Drew Wahlroos

No. 58
- Position: Linebacker

Personal information
- Born: June 7, 1980 Poway, California, U.S.
- Died: September 2, 2017 (aged 37) San Diego, California, U.S.
- Listed height: 6 ft 3 in (1.91 m)
- Listed weight: 230 lb (104 kg)

Career information
- High school: Poway (CA)
- College: Colorado
- NFL draft: 2003: undrafted

Career history
- Philadelphia Eagles (2003)*; → Amsterdam Admirals (2003–2004); Tennessee Titans (2004)*; St. Louis Rams (2004–2005);
- * Offseason or practice squad member only

Career NFL statistics
- Total tackles: 17
- Stats at Pro Football Reference

= Drew Wahlroos =

American football player (1980–2017)

Drew Edward Wahlroos (June 7, 1980 - September 2, 2017) was an American professional football linebacker. He played in the National Football League (NFL) for the St. Louis Rams in 2004 and 2005. In two seasons with the Rams, Wahlross appeared in 21 games, mostly on special teams.

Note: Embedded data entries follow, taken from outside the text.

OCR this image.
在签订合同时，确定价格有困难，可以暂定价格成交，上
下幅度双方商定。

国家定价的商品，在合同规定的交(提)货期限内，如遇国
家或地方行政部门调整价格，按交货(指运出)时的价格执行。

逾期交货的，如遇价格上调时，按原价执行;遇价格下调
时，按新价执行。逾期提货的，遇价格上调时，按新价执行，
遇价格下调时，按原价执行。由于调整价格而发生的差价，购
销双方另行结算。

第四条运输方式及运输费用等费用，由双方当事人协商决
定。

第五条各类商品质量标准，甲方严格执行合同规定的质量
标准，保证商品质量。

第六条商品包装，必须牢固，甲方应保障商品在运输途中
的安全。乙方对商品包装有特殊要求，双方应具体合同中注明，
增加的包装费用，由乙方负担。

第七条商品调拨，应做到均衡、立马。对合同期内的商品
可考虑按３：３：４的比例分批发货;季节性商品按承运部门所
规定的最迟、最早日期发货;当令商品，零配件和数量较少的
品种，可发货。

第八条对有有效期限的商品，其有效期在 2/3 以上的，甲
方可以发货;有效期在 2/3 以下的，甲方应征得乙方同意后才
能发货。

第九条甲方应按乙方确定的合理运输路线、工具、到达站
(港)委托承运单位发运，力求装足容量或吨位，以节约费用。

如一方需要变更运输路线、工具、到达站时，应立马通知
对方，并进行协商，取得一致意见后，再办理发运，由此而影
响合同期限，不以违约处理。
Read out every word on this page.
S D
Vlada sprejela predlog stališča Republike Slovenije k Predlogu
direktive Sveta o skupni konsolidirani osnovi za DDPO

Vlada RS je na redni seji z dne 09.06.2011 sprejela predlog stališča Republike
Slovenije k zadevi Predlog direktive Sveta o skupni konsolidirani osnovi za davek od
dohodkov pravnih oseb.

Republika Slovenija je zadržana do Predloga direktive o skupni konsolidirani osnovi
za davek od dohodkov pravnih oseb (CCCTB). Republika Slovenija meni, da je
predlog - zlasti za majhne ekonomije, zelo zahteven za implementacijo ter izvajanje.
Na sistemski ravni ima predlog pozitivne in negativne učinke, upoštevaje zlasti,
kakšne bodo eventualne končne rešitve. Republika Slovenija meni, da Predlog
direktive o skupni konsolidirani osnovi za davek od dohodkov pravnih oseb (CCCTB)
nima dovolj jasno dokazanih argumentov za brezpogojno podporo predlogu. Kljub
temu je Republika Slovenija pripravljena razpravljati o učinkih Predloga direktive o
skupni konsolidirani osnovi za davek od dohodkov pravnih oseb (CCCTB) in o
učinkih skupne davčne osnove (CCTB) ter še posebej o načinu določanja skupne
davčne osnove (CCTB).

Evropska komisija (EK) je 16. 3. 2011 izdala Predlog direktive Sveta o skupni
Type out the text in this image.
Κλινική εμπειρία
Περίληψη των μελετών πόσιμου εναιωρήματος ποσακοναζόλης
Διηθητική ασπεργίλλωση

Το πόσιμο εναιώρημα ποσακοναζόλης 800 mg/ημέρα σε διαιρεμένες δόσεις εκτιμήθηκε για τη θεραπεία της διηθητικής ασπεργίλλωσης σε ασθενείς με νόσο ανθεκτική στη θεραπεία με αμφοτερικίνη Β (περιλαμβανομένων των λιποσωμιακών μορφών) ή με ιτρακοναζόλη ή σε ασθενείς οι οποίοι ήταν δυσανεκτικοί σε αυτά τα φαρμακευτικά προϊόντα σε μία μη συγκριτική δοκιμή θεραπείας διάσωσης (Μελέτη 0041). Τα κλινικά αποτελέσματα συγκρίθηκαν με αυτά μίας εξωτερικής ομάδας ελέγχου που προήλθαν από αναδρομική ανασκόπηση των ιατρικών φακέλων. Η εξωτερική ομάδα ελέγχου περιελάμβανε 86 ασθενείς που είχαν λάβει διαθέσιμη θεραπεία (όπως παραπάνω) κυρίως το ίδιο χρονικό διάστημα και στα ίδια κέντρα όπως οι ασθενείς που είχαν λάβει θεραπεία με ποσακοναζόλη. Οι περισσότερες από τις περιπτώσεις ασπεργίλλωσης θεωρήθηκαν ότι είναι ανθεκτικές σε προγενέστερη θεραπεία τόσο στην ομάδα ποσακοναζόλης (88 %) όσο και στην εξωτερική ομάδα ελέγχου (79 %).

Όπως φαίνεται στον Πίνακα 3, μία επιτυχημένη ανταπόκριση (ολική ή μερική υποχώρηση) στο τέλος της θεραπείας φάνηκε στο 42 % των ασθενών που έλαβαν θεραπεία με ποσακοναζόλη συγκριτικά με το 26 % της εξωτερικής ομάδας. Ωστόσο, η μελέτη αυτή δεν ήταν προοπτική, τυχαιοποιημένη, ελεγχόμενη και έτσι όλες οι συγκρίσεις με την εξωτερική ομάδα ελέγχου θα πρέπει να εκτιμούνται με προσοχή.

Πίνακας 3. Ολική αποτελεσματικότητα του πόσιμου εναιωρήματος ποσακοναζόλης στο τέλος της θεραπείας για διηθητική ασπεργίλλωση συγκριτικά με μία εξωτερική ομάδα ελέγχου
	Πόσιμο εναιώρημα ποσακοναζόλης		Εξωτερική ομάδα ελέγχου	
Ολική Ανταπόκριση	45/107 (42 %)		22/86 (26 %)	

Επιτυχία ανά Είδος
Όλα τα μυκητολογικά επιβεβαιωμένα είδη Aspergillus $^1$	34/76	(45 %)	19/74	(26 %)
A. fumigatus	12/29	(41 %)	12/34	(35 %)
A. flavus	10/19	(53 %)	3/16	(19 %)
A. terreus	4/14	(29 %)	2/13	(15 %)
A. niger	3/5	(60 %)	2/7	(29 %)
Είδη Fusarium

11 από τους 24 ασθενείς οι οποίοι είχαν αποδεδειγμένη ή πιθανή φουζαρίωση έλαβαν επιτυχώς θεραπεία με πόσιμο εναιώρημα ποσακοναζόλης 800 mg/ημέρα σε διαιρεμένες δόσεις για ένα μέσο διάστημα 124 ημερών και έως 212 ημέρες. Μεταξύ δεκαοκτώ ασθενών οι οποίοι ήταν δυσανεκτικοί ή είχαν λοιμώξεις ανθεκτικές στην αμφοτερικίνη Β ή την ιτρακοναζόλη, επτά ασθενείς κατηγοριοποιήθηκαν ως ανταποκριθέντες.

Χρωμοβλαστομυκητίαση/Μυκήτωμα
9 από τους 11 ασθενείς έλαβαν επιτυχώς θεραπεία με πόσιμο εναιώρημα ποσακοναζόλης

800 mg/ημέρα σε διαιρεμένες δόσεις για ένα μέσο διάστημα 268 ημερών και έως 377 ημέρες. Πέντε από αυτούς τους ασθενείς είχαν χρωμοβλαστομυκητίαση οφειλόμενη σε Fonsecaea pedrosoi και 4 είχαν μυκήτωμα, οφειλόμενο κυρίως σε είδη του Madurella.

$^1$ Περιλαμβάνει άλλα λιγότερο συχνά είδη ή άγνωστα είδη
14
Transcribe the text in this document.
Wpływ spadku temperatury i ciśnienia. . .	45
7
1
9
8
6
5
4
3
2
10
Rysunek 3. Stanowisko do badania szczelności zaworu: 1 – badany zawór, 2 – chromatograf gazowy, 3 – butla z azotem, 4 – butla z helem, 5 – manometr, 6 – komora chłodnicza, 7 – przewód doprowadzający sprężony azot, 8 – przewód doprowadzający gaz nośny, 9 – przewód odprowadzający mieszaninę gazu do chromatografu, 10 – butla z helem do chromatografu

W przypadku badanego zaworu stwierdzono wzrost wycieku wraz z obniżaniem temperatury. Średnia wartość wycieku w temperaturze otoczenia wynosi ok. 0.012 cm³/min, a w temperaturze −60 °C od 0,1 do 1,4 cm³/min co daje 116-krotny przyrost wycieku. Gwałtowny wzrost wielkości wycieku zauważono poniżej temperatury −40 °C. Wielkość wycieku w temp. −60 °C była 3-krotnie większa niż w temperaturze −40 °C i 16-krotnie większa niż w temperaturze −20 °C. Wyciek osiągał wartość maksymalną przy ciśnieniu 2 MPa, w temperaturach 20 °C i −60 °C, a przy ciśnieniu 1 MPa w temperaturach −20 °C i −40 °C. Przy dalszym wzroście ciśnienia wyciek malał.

Wahlroos played high school football at Poway High School from 1996 to 1997. He played college football at the University of Colorado from 1999 to 2002. In November 2001, Wahlroos accused five Nebraska fans of attacking him outside a bar after Colorado defeated Nebraska 62–36. Wahlroos suffered a broken nose and black eye and said, "I was at the wrong place at the wrong time." In December 2002, Wahlroos was arrested in San Antonio, Texas, and charged with public intoxication prior to Colorado's appearance in the Alamo Bowl. Wahlroos offered a public apology for his conduct and was permitted to play in the Alamo Bowl.

He played for the Amsterdam Admirals in the NFL Europe during the 2003 season. In August 2006, Wahlroos was placed on injured reserve and subsequently released by the Rams with an injury settlement after suffering a broken hand.

On September 7, 2017, it was reported that Wahlroos had died of a self-inflicted gunshot wound on September 2 at the age of 37, and that his death had been ruled a suicide by the San Diego Medical Examiner's Office.